Absolument, nous sommes un pilier de l’industrie musicale tout comme le phonogramme et le live. Nous sommes à la base avec la création. Tout ce que nous réalisons en amont des projets a forcément des retombées par la suite, avec la production d’albums et de tournées notamment. C’est vraiment un cercle vertueux entre les trois pôles. Nous sommes pleinement investis sur le sujet et avons réalisé une étude inédite qui montre à quel point nos investissements méritent d’être accompagnés. La mise en place d’un crédit d’impôt dédié à l’édition musicale aurait de plus des effets vertueux pour l’État puisque le dispositif engendrerait un grand nombre de recettes fiscales et sociales. Ce serait un réel soutien pour nous qui en avons besoin. Les éditeurs sont souvent oubliés, et je crois qu’un tel dispositif aurait un impact très positif sur nos investissements et sur la diversité musicale. C’est un dispositif que nous méritons.

Comment se porte l’activité la structure Encore Merci ?

Encore Merci, spécialisée dans la librairie musicale, édite de la musique pour l’audiovisuel. Nous ne faisons pas de développement d’artistes à proprement dit puisque les compositeurs avec lesquels nous travaillons font de la musique pour l’audiovisuel.
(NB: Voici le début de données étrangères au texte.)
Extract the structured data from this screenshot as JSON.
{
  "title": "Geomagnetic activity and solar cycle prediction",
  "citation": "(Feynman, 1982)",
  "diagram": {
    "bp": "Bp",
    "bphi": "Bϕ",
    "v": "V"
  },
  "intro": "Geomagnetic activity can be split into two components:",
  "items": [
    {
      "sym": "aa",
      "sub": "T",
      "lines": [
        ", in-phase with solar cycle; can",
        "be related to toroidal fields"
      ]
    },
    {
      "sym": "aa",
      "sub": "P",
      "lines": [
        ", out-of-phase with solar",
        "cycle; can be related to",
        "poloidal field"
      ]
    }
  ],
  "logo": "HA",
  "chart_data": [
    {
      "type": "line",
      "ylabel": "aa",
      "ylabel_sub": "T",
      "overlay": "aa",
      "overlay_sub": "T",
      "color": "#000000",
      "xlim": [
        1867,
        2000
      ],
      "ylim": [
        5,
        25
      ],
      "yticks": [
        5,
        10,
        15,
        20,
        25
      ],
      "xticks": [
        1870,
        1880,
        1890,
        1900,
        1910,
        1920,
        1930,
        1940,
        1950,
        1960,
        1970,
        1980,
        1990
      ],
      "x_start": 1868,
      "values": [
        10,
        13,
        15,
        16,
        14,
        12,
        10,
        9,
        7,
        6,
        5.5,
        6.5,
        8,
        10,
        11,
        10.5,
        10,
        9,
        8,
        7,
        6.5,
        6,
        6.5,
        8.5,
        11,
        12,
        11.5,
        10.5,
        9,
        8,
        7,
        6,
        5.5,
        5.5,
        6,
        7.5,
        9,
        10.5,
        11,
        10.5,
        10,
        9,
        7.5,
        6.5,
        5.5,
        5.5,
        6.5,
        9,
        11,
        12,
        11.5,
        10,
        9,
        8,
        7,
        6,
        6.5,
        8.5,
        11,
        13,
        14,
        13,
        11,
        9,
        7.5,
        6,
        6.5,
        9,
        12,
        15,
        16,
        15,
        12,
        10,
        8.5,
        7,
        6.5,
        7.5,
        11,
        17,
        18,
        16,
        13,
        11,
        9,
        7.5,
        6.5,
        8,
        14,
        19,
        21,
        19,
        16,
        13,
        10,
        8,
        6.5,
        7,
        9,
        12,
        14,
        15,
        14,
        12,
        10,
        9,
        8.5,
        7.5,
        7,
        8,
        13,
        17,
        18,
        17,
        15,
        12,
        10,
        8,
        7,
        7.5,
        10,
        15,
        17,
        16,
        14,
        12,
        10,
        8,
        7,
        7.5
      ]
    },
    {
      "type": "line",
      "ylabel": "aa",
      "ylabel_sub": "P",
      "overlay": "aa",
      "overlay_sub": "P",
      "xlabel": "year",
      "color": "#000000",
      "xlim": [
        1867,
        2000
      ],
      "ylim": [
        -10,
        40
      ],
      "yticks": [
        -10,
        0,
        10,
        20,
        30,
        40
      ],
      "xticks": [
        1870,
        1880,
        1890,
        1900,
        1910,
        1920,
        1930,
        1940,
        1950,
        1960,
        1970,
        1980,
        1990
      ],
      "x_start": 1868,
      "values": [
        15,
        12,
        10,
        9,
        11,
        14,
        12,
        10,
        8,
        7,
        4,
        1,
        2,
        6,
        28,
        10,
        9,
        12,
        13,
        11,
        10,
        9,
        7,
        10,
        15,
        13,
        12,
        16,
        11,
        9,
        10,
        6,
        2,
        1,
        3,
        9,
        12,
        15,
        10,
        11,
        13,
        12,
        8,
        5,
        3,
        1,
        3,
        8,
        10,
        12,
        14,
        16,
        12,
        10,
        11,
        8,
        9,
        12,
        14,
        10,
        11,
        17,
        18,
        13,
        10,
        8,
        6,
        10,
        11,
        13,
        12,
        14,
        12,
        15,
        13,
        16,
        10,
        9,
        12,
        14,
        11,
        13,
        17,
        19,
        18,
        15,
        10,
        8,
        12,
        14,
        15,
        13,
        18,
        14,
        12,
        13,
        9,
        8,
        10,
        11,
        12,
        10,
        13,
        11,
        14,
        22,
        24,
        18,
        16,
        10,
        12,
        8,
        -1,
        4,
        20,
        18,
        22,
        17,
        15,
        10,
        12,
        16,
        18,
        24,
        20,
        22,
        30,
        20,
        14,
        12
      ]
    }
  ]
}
Il n’y a donc pas de prestations live de leurs œuvres, ni de ventes d’albums dans les circuits traditionnels. Notre activité est essentiellement basée sur de la synchronisation et le placement d’œuvres. Et elle est en train de muer puisque nous avons noué un partenariat avec notre confrère Pierre-Michel Levallois de Bam Prod pour mutualiser nos équipes et nos catalogues. L’année 2018 était dédiée à la mise en place de cette alliance, et nous avons entamé l’exploitation de nos catalogues respectifs. Il s’agit de mutualiser les besoins et les frais, de faire en sorte de mieux rentabiliser les projets, de se renforcer sur un marché qui devient de plus en plus concurrentiel avec des sociétés importantes notamment, et ce avec un catalogue plus consistant. Nous sommes d’ailleurs la première structure à taille humaine à faire évoluer notre activité en ce sens.